Wednesday, February 12, 2014

Why now? Why this age? Why am I freaking out?


I have always been proud of the fact that I am a positive person. I can always find the joy, bliss, freedom, silver lining in any moment in my life. Things can be crashing down around me and I can consciously say, "There has to be a lesson in here somewhere", or "This is happening for a reason" and actually believe it. This year has been different and I don't know why.

Why now? Why 34? Why am I suddenly really angry, frustrated and just plain mad that I don't have everything I want? Not to mention, I feel like a failure.

I've been living in Los Angeles for 12 years now, pursuing a career in entertainment as an actress, writer and producer, and I am proud of the life I lead everyday. Lately, I haven't been able to see all the fun, wonderful things that I have done and the life that I have created for myself, all I can see and feel is the failures.

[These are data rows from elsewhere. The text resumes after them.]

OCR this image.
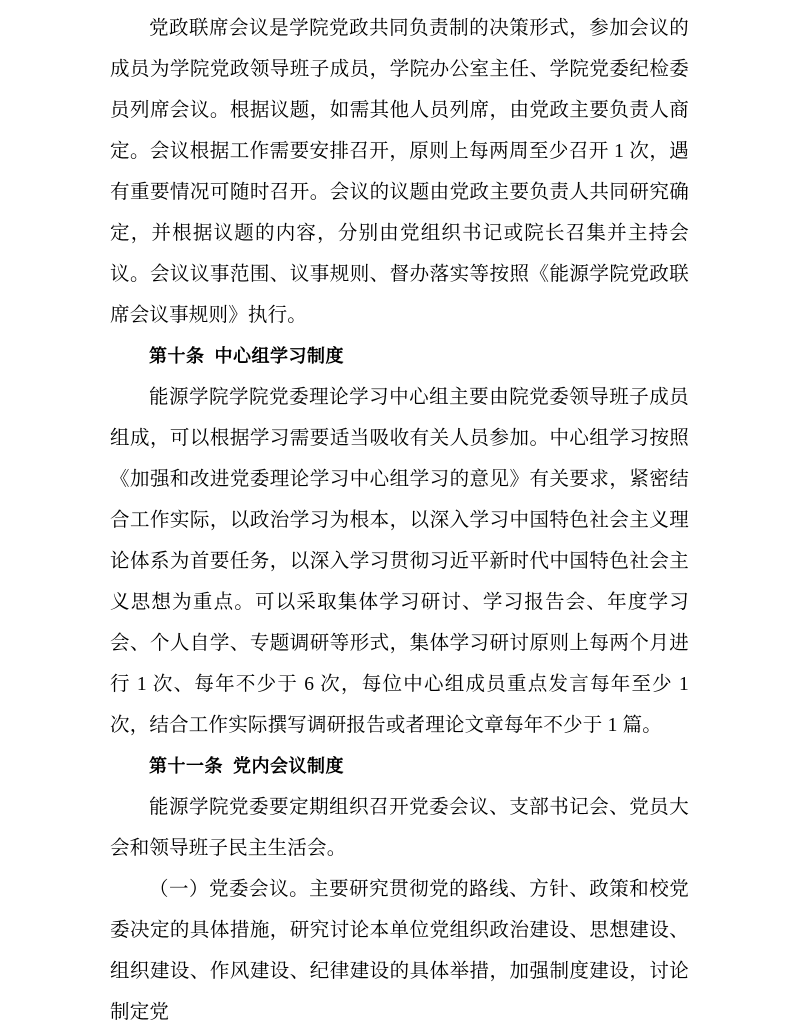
党政联席会议是学院党政共同负责制的决策形式，参加会议的成员为学院党政领导班子成员，学院办公室主任、学院党委纪检委员列席会议。根据议题，如需其他人员列席，由党政主要负责人商定。会议根据工作需要安排召开，原则上每两周至少召开 1 次，遇有重要情况可随时召开。会议的议题由党政主要负责人共同研究确定，并根据议题的内容，分别由党组织书记或院长召集并主持会议。会议议事范围、议事规则、督办落实等按照《能源学院党政联席会议事规则》执行。

第十条 中心组学习制度

能源学院学院党委理论学习中心组主要由院党委领导班子成员组成，可以根据学习需要适当吸收有关人员参加。中心组学习按照《加强和改进党委理论学习中心组学习的意见》有关要求，紧密结合工作实际，以政治学习为根本，以深入学习中国特色社会主义理论体系为首要任务，以深入学习贯彻习近平新时代中国特色社会主义思想为重点。可以采取集体学习研讨、学习报告会、年度学习会、个人自学、专题调研等形式，集体学习研讨原则上每两个月进行 1 次、每年不少于 6 次，每位中心组成员重点发言每年至少 1 次，结合工作实际撰写调研报告或者理论文章每年不少于 1 篇。

第十一条 党内会议制度

能源学院党委要定期组织召开党委会议、支部书记会、党员大会和领导班子民主生活会。

（一）党委会议。主要研究贯彻党的路线、方针、政策和校党委决定的具体措施，研究讨论本单位党组织政治建设、思想建设、组织建设、作风建设、纪律建设的具体举措，加强制度建设，讨论制定党
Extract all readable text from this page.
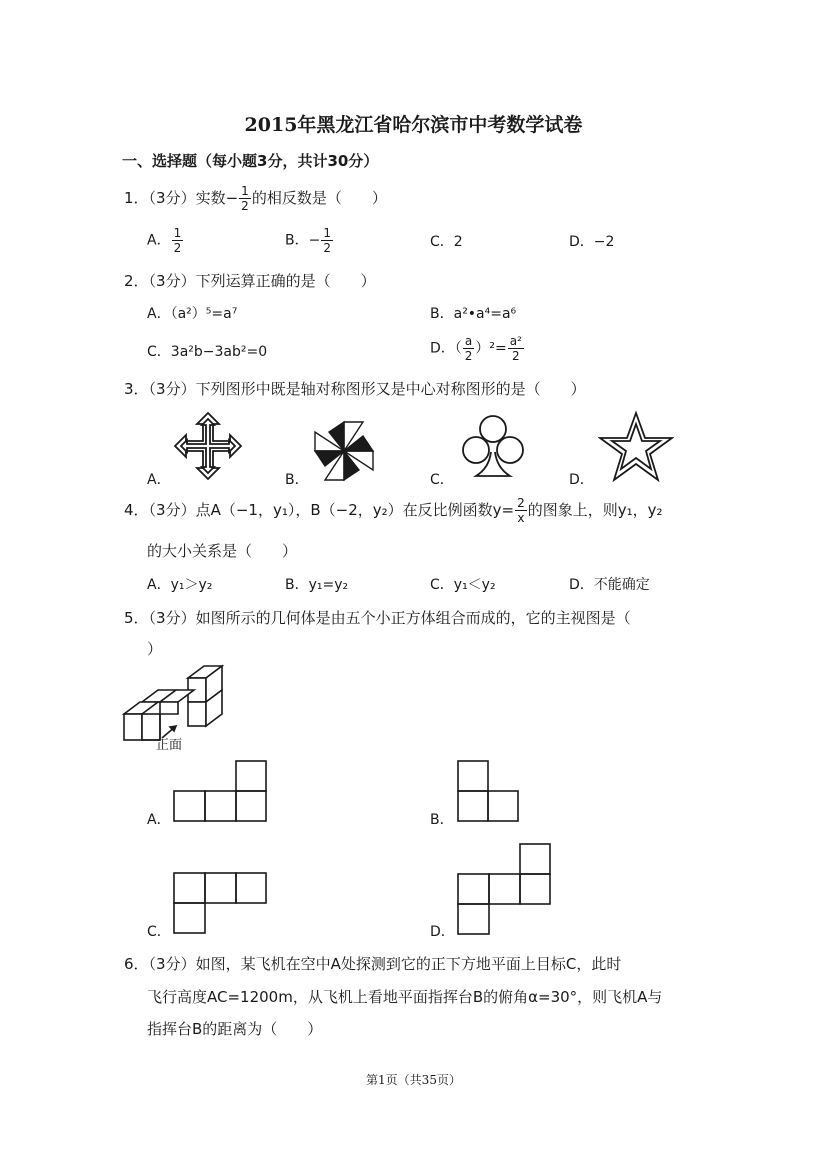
2015年黑龙江省哈尔滨市中考数学试卷
一、选择题（每小题3分，共计30分）
1．（3分）实数− $\frac{1}{2}$ 的相反数是（　　）
A． $\frac{1}{2}$	B．− $\frac{1}{2}$	C．2	D．−2
2．（3分）下列运算正确的是（　　）
A．（a²）⁵=a⁷	B．a²•a⁴=a⁶
C．3a²b−3ab²=0	D．（ $\frac{a}{2} )^2= \frac{\text{a²}}{2}$
3．（3分）下列图形中既是轴对称图形又是中心对称图形的是（　　）
A．	B．	C．	D．
4．（3分）点A（−1，y₁），B（−2，y₂）在反比例函数$y= \frac{2}{x}$ 的图象上，则y₁，y₂
的大小关系是（　　）
A．y₁＞y₂	B．y₁=y₂	C．y₁＜y₂	D．不能确定
5．（3分）如图所示的几何体是由五个小正方体组合而成的，它的主视图是（
）
正面
A．	B．
C．	D．
6．（3分）如图，某飞机在空中A处探测到它的正下方地平面上目标C，此时
飞行高度AC=1200m，从飞机上看地平面指挥台B的俯角α=30°，则飞机A与
指挥台B的距离为（　　）
第1页（共35页）
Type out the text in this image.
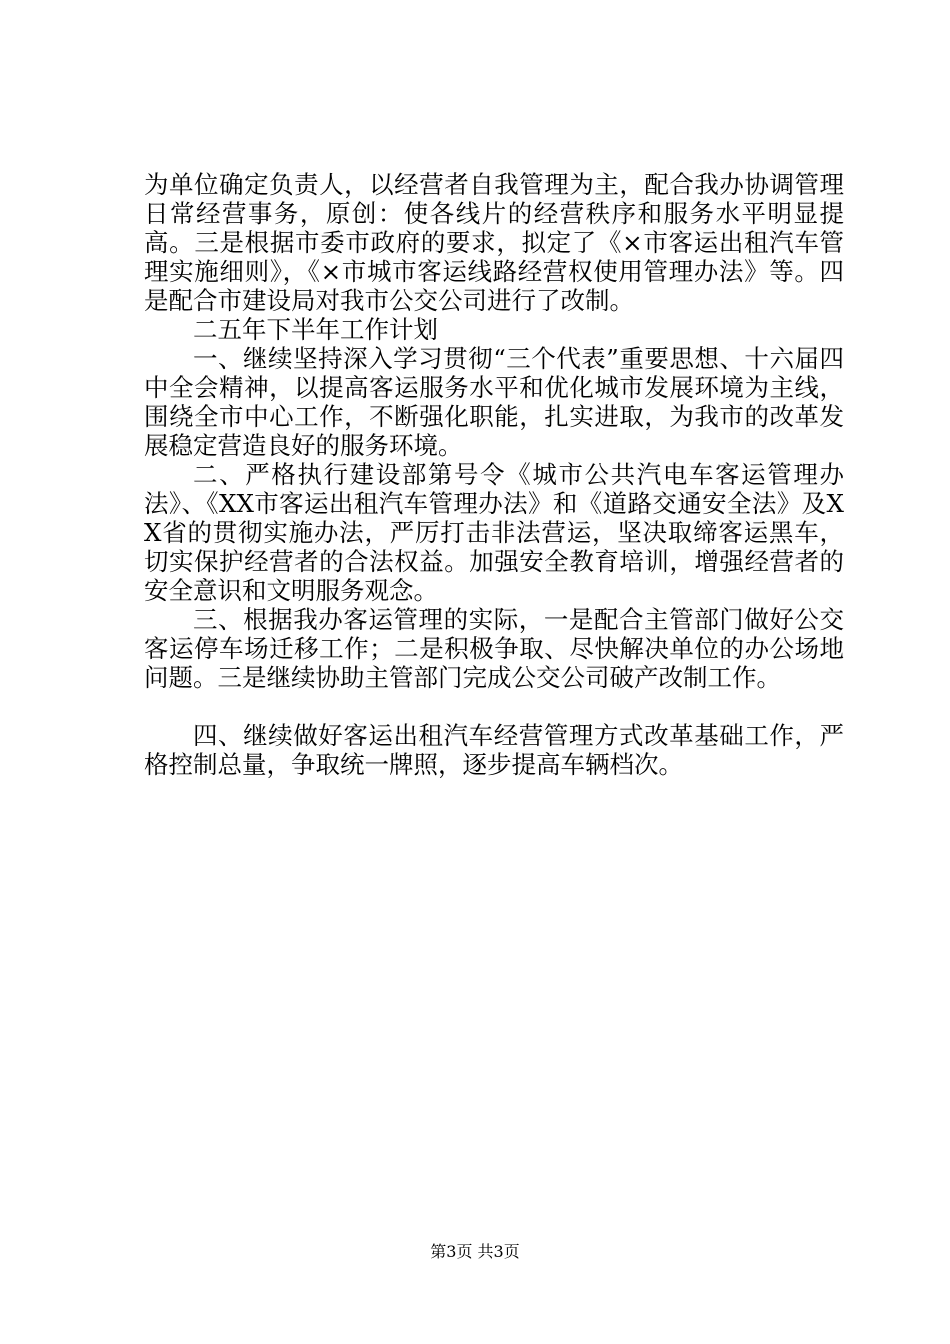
为单位确定负责人，以经营者自我管理为主，配合我办协调管理日常经营事务，原创：使各线片的经营秩序和服务水平明显提高。三是根据市委市政府的要求，拟定了《×市客运出租汽车管理实施细则》，《×市城市客运线路经营权使用管理办法》等。四是配合市建设局对我市公交公司进行了改制。

二五年下半年工作计划

一、继续坚持深入学习贯彻“三个代表”重要思想、十六届四中全会精神，以提高客运服务水平和优化城市发展环境为主线，围绕全市中心工作，不断强化职能，扎实进取，为我市的改革发展稳定营造良好的服务环境。

二、严格执行建设部第号令《城市公共汽电车客运管理办法》、《XX市客运出租汽车管理办法》和《道路交通安全法》及XX省的贯彻实施办法，严厉打击非法营运，坚决取缔客运黑车，切实保护经营者的合法权益。加强安全教育培训，增强经营者的安全意识和文明服务观念。

三、根据我办客运管理的实际，一是配合主管部门做好公交客运停车场迁移工作；二是积极争取、尽快解决单位的办公场地问题。三是继续协助主管部门完成公交公司破产改制工作。

四、继续做好客运出租汽车经营管理方式改革基础工作，严格控制总量，争取统一牌照，逐步提高车辆档次。

第3页 共3页
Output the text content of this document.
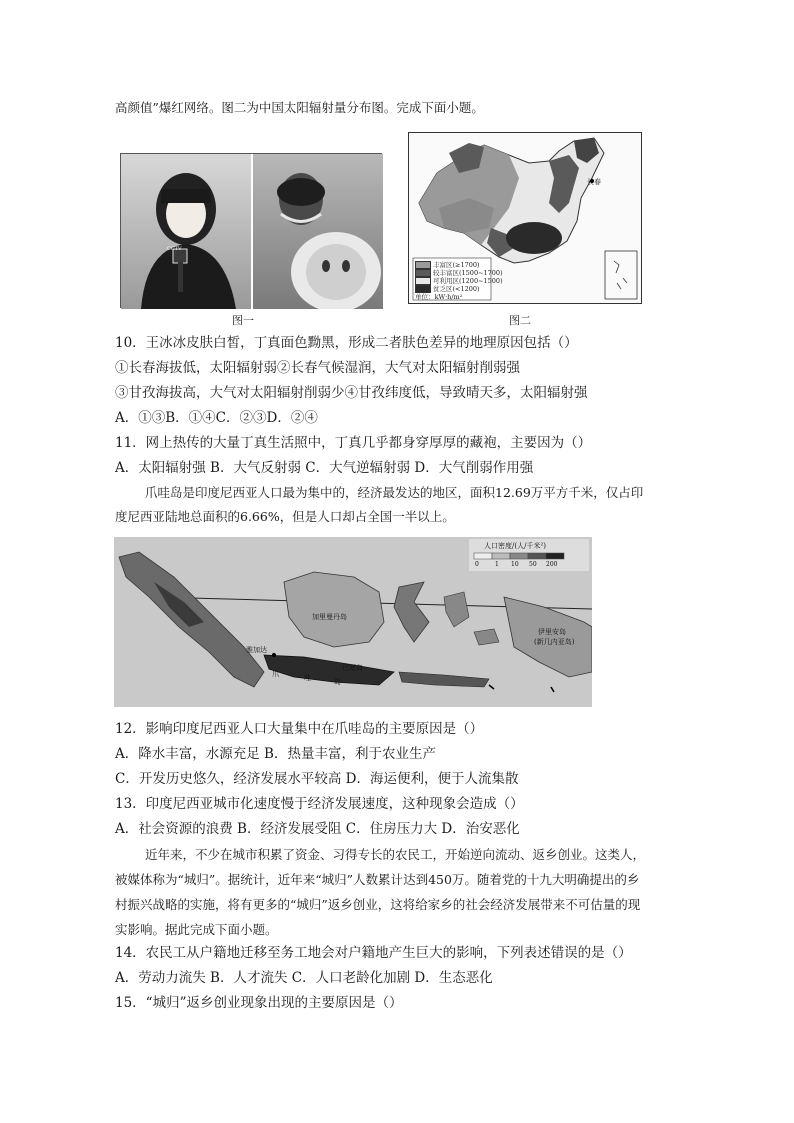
高颜值”爆红网络。图二为中国太阳辐射量分布图。完成下面小题。
CCTV
图一
长春
丰富区(≥1700)
较丰富区(1500~1700)
可利用区(1200~1500)
贫乏区(<1200)
单位：kW·h/m²
图二
10．王冰冰皮肤白皙，丁真面色黝黑，形成二者肤色差异的地理原因包括（）
①长春海拔低，太阳辐射弱②长春气候湿润，大气对太阳辐射削弱强
③甘孜海拔高，大气对太阳辐射削弱少④甘孜纬度低，导致晴天多，太阳辐射强
A．①③B．①④C．②③D．②④
11．网上热传的大量丁真生活照中，丁真几乎都身穿厚厚的藏袍，主要因为（）
A．太阳辐射强 B．大气反射弱 C．大气逆辐射弱 D．大气削弱作用强
爪哇岛是印度尼西亚人口最为集中的，经济最发达的地区，面积12.69万平方千米，仅占印
度尼西亚陆地总面积的6.66%，但是人口却占全国一半以上。
人口密度/(人/千米²)
0	1 10 50 200
加里曼丹岛
雅加达
爪	哇	岛
巴厘岛
伊里安岛
(新几内亚岛)
12．影响印度尼西亚人口大量集中在爪哇岛的主要原因是（）
A．降水丰富，水源充足 B．热量丰富，利于农业生产
C．开发历史悠久，经济发展水平较高 D．海运便利，便于人流集散
13．印度尼西亚城市化速度慢于经济发展速度，这种现象会造成（）
A．社会资源的浪费 B．经济发展受阻 C．住房压力大 D．治安恶化
近年来，不少在城市积累了资金、习得专长的农民工，开始逆向流动、返乡创业。这类人，
被媒体称为“城归”。据统计，近年来“城归”人数累计达到450万。随着党的十九大明确提出的乡
村振兴战略的实施，将有更多的“城归”返乡创业，这将给家乡的社会经济发展带来不可估量的现
实影响。据此完成下面小题。
14．农民工从户籍地迁移至务工地会对户籍地产生巨大的影响，下列表述错误的是（）
A．劳动力流失 B．人才流失 C．人口老龄化加剧 D．生态恶化
15．“城归”返乡创业现象出现的主要原因是（）
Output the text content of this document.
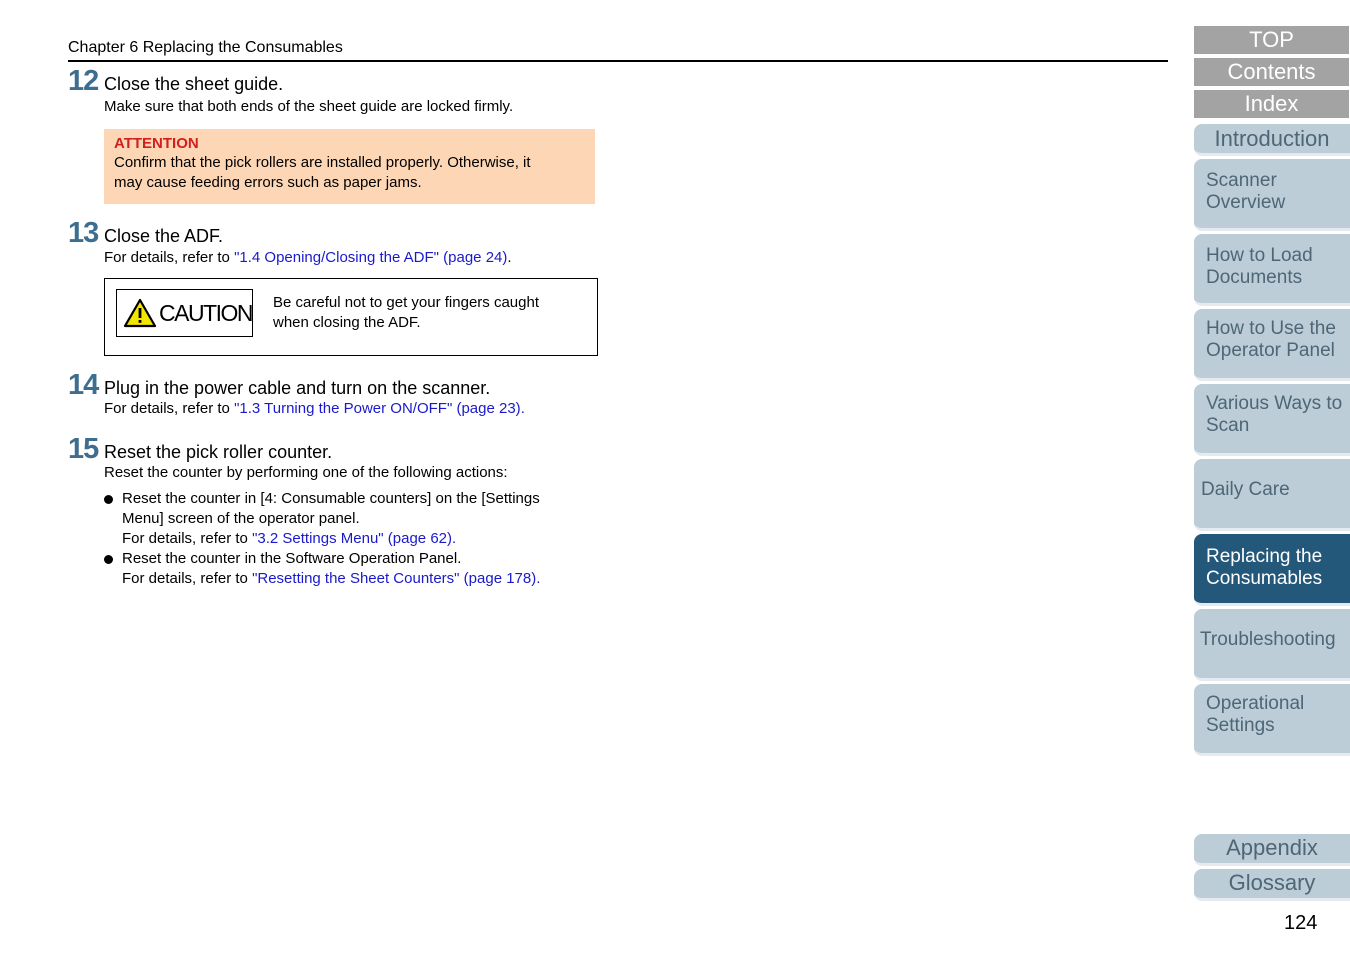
Chapter 6 Replacing the Consumables
12 Close the sheet guide.
Make sure that both ends of the sheet guide are locked firmly.
ATTENTION
Confirm that the pick rollers are installed properly. Otherwise, it
may cause feeding errors such as paper jams.
13 Close the ADF.
For details, refer to "1.4 Opening/Closing the ADF" (page 24).
CAUTION Be careful not to get your fingers caught
when closing the ADF.
14 Plug in the power cable and turn on the scanner.
For details, refer to "1.3 Turning the Power ON/OFF" (page 23).
15 Reset the pick roller counter.
Reset the counter by performing one of the following actions:
Reset the counter in [4: Consumable counters] on the [Settings
Menu] screen of the operator panel.
For details, refer to "3.2 Settings Menu" (page 62).
Reset the counter in the Software Operation Panel.
For details, refer to "Resetting the Sheet Counters" (page 178).
TOP
Contents
Index
Introduction
Scanner
Overview
How to Load
Documents
How to Use the
Operator Panel
Various Ways to
Scan
Daily Care
Replacing the
Consumables
Troubleshooting
Operational
Settings
Appendix
Glossary
124
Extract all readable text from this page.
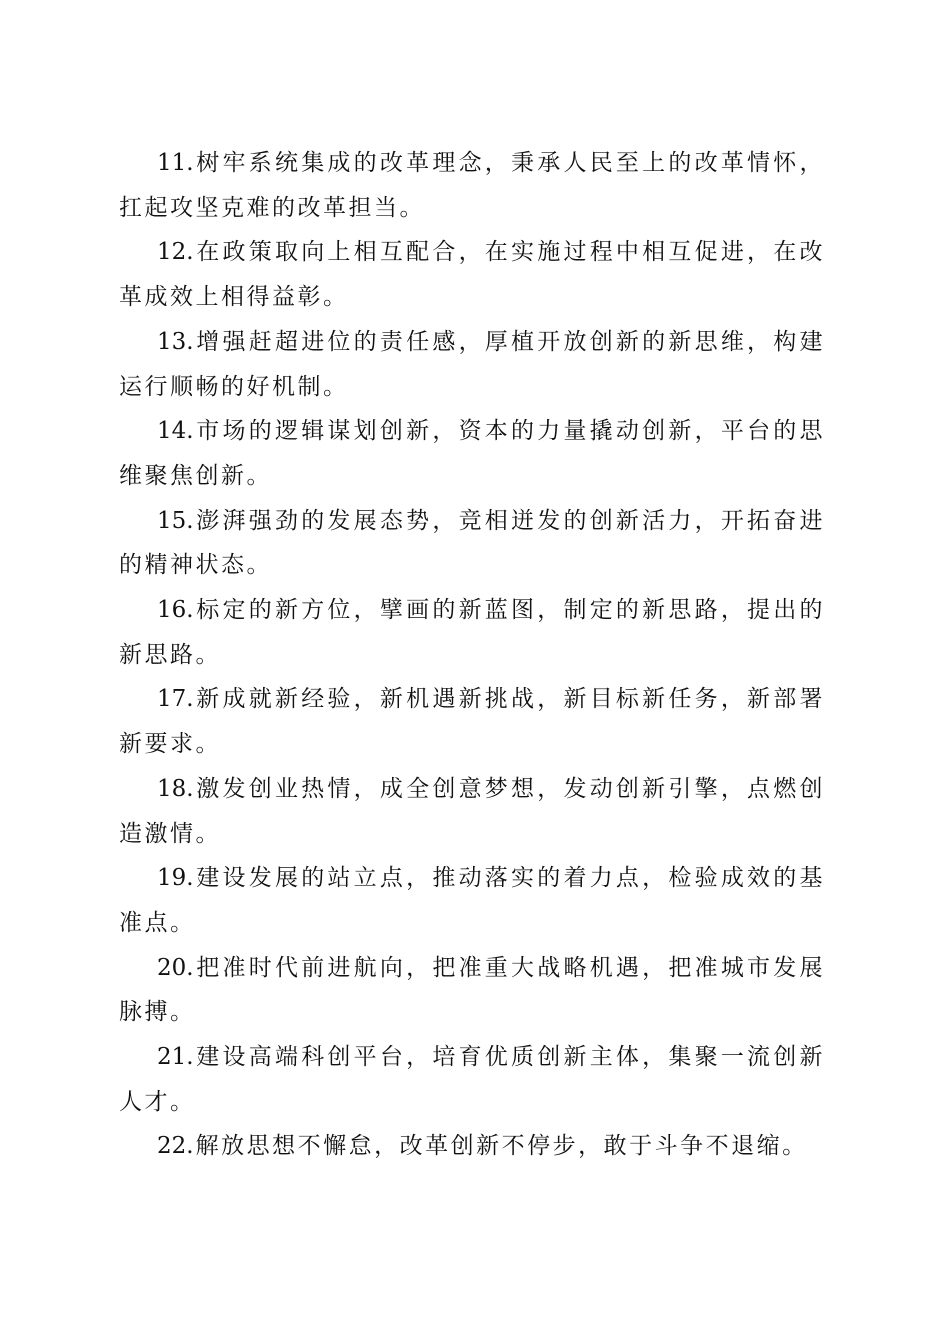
11.树牢系统集成的改革理念，秉承人民至上的改革情怀，扛起攻坚克难的改革担当。

12.在政策取向上相互配合，在实施过程中相互促进，在改革成效上相得益彰。

13.增强赶超进位的责任感，厚植开放创新的新思维，构建运行顺畅的好机制。

14.市场的逻辑谋划创新，资本的力量撬动创新，平台的思维聚焦创新。

15.澎湃强劲的发展态势，竞相迸发的创新活力，开拓奋进的精神状态。

16.标定的新方位，擘画的新蓝图，制定的新思路，提出的新思路。

17.新成就新经验，新机遇新挑战，新目标新任务，新部署新要求。

18.激发创业热情，成全创意梦想，发动创新引擎，点燃创造激情。

19.建设发展的站立点，推动落实的着力点，检验成效的基准点。

20.把准时代前进航向，把准重大战略机遇，把准城市发展脉搏。

21.建设高端科创平台，培育优质创新主体，集聚一流创新人才。

22.解放思想不懈怠，改革创新不停步，敢于斗争不退缩。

I haven't booked a role on Television, I haven't been in any films with a wide theatrical release, I've been waiting tables for too GOD DAMN long and I've been on Mother F-in avail for more commercials than I care to admit.

I'm also 34, single, with no real prospects in sight.  I've never felt pressure to be married or start a family before, but 34 has brought this into my world. Is it me just letting myself know that I'm really ready for this? The science of my body saying, "Hey, you ain't getting any younger!" - Rude. Really rude. I'm not getting any pressure from my family, but as I watch my niece and nephew get older, I long for them to have cousins to grow up with and experience life with built in friends the way that we did.

I personally know people who's journey in Hollywood took 15 years or longer before they hit a level of success where they could quit their "day job" and actually make money acting. Eric Stonestreet of Modern Family was in LA for 15 years before he landed that life changing role. I was working at Kate Mantilini with Kate Flannery, waiting tables every day, when she had trouble letting go of her shifts at the restaurant even though The Office was renewed for a 2nd season and one of the most popular sitcoms on at the time, because she had seen almost successes for so long, it was almost impossible for her to comprehend that this was HER life changing role.

Sometimes chasing your dreams is hard, lonely, scary, full of doubt, pick your favorite doom filled adjective and run with it. BUT, in the long run there isn't much else I'd like to be doing. I've thought about going home with my tail tucked between my legs, really letting the failure, pity and sadness eek into my life, but that's not who I am. At my core I can find the silver lining and know that when I find my life changing role and the love that is meant to be my partner in crime, that it really will be the right time, right person, etc.

Bring it on 34, we've got 6 months to find our silver lining.